The Greater Golden Horseshoe - that area wrapping around the western end of Lake Ontario - is one of the fastest growing regions in North America. Over the next 30 years, its population is expected to increase to about eleven million people from almost eight million.
The Greenbelt is a world-leading law that protects 1.8 million acres of prime farmland and green spaces around the Greater Golden Horseshoe from urban development.
It gives us clean water, healthy local food and $2.6 billion per year in ecological services.
The Greenbelt protects about 100,000 acres of the Niagara Peninsula Tender Fruit and Grape Area. The Niagara Peninsula is the world's largest producers of ice-wine.
Niagara's 2.1 million tender fruit trees (peaches, pears, plums, cherries, grapes) produce about 800,000 baskets of fruit that would stretch along the QEW from Kingston to Niagara Falls.
Oak Ridges Moraine
The moraine stretches 160 kilometers from just east of Mono Mills at the Niagara Escarpment to Castleton, north east of Cobourg.
The moraine covers a geographic area of 1,900 square kilometers (734 sq mi) approximately 1/3 of the size of Prince Edward Island!
64 rivers or streams begin on the moraine and run either south directly or into Lake Ontario.

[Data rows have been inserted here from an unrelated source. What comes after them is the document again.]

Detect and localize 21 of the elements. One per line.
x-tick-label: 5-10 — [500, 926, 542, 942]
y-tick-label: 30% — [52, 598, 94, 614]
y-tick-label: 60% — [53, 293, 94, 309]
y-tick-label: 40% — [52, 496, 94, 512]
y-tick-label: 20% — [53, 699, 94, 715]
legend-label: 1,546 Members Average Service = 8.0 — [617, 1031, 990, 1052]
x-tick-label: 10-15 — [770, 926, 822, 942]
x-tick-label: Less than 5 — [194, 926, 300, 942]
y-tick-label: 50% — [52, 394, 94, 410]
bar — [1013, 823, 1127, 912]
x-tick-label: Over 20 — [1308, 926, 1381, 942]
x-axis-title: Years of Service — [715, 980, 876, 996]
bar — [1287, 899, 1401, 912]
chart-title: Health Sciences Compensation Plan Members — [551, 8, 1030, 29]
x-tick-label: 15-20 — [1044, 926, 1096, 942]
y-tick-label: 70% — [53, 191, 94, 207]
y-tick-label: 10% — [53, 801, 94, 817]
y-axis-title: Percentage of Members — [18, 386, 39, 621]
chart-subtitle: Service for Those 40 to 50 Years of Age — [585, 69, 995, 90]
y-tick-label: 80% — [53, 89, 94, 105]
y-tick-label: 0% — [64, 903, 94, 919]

The Holland Marsh is Ontario's vegetable basket. Main crops are carrots and onions. Other crops include lettuce, celery, potatoes, cauliflower, beets, radish and parsnips.
Enough carrots are grown in the Holland Marsh to provide every man, woman and child in Canada with four pounds every year.
Farming is the dominant land use in the Greenbelt and farmers are the dominant land owners at just over 50%.
The Greenbelt produces over one quarter of Ontario's apples (26.57%); 87.63% of Ontario's peaches; 50.04% of Ontario's sour cherries; over 85% of Ontario's grapes; and 42.59% of Ontario's raspberries.
There are approximately 7,000 farms in the Greenbelt. Farming is still largely a family affair, with the majority being the sole proprietors.
The Niagara Escarpment is a UNESCO World Biosphere Reserve, designated for its unique landform characteristics.
The Escarpment is a massive ridge of fossil rich sedimentary rock which began its formation 450 million years ago as the outer rim of a shallow sea known geologically as the Michigan Basin.
The Escarpment contains more than 300 bird species, 53 mammals, 36 reptiles and amphibians, 90 fish and 100 varieties of special interest flora including 37 types of wild orchids.
Rouge Park is Canada's premier urban wilderness park. Over 47 km2 (11,500 acres) in size, it is protected park land in the Rouge River, Petticoat Creek and Duffins Creek watersheds, in and near Toronto, Canada's largest city.